Il piano iniziale era quello di andare avanti con la mia vita, fregarmene di una possibile relazione, stare con le ragazze, andare a qualche festa, ubriacarmi, sesso random e fine dei giochi. Avevo iniziato l'ultimo anno da liceale così, con una super sbronza la quale mi annebbiò i sensi fino a stringere la mano al diavolo. Ora mi ritrovo il quindici di dicembre, una settimana prima di Natale, con il cuore a pezzi e i film degli Avengers a farmi compagnia durante il fantastico viaggio verso il regno dei defunti, dove mi aspetta Ade in tutta la sua bellezza.
<<Questa uniforme non fa nulla per le tue chiappe>> infilo in bocca l'ennesima manciata di popcorn ricoperti di burro e lacrime, mando giù il boccone e accompagno Ant-Man nella battuta successiva.

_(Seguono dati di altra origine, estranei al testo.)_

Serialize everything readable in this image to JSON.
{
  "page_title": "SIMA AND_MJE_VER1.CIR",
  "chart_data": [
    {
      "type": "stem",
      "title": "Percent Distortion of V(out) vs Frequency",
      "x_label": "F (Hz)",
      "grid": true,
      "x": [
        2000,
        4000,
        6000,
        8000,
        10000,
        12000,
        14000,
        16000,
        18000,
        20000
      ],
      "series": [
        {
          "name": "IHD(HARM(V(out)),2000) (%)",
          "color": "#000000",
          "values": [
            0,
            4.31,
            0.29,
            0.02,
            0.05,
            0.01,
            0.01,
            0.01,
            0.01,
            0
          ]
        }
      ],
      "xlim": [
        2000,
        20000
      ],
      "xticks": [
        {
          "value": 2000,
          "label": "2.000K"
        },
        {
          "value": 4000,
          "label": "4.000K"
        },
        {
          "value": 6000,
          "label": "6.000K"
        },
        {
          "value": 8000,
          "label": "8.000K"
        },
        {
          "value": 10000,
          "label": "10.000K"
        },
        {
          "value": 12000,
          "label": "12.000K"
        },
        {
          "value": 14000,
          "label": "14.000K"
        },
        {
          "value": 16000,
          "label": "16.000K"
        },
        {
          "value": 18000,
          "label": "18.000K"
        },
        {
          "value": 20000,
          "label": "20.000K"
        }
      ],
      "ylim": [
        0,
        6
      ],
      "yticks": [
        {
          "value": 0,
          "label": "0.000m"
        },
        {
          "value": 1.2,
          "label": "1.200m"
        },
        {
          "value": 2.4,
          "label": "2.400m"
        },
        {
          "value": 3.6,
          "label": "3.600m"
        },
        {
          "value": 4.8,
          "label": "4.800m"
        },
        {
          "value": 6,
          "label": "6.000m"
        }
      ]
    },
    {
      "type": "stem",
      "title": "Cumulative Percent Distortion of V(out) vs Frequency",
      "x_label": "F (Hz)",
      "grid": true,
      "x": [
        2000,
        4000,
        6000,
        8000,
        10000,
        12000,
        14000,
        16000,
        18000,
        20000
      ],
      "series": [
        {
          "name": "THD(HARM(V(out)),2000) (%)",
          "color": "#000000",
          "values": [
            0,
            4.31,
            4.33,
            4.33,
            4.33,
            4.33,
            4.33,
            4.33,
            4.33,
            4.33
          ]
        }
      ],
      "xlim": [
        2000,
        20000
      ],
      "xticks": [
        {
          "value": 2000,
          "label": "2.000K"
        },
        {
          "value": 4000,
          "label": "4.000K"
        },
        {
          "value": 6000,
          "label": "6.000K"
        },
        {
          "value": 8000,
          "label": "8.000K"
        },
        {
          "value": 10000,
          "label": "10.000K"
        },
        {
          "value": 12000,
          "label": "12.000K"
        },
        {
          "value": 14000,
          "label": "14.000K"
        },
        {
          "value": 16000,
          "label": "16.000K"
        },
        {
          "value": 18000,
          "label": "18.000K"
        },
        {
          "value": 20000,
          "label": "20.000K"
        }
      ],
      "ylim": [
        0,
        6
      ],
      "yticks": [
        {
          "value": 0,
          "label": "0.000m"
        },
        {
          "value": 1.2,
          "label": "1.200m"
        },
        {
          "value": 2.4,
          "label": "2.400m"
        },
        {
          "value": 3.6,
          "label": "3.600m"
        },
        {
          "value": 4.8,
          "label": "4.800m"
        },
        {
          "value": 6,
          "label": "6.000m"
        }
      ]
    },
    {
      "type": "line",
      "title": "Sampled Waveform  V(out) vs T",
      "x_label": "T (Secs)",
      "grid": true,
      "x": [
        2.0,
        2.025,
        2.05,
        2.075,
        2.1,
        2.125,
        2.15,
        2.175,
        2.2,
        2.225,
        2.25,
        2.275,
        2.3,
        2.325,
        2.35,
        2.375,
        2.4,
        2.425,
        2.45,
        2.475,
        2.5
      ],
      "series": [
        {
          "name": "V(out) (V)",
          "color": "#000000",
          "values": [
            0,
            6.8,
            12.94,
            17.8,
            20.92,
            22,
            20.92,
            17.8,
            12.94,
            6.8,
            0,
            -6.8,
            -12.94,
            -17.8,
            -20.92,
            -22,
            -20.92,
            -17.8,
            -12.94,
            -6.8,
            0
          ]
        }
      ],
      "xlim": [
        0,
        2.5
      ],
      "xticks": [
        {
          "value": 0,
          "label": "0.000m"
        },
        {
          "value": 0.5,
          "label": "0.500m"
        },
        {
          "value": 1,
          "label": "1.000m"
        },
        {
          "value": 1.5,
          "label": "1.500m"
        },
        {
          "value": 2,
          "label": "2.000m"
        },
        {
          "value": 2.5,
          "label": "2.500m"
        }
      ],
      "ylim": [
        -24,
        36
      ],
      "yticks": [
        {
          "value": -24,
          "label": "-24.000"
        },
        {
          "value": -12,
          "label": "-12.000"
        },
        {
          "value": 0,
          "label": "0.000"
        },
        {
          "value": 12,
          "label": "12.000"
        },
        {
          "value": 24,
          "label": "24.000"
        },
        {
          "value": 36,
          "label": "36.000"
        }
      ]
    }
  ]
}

<<Penso che siano le chiappe più belle d'America>> e rido, per poi iniziare a piangere ricordandomi della maratona Avengers con Harry, sul mio letto e il suo profumo che invadeva ogni singola superficie della mia stanza. Inutile dire che tutto mi ricordava lui, che avevo una sua felpa addosso, il suo anello al dito, e le foto sulla parete che mi fissavano facendomi sentire in colpa. Una settimana, non ci parlavamo da una settimana e lui mi evitava come se avessi la febbre o la peste. Io continuavo a cercarlo, volevo spiegarli che niente di tutto quello che è successo con Luke, per me, non aveva valore. Era lui che volevo, non il biondo con l'accento strano. Non rispondeva nemmeno ai messaggi, alle chiamate, sono arrivata anche a mandargli Mail e lettere. Lettere che sicuramente non avrà letto o che avrà direttamente buttato nel camino. Il caminetto di casa sua emetteva fumo disperato e amore andato a puttane per dei nazisti del cazzo. Riprendo a strafogarmi con i popcorn e mi consolo con le chiappe di Chris Evans, finché non mi addormento fino al giorno dopo.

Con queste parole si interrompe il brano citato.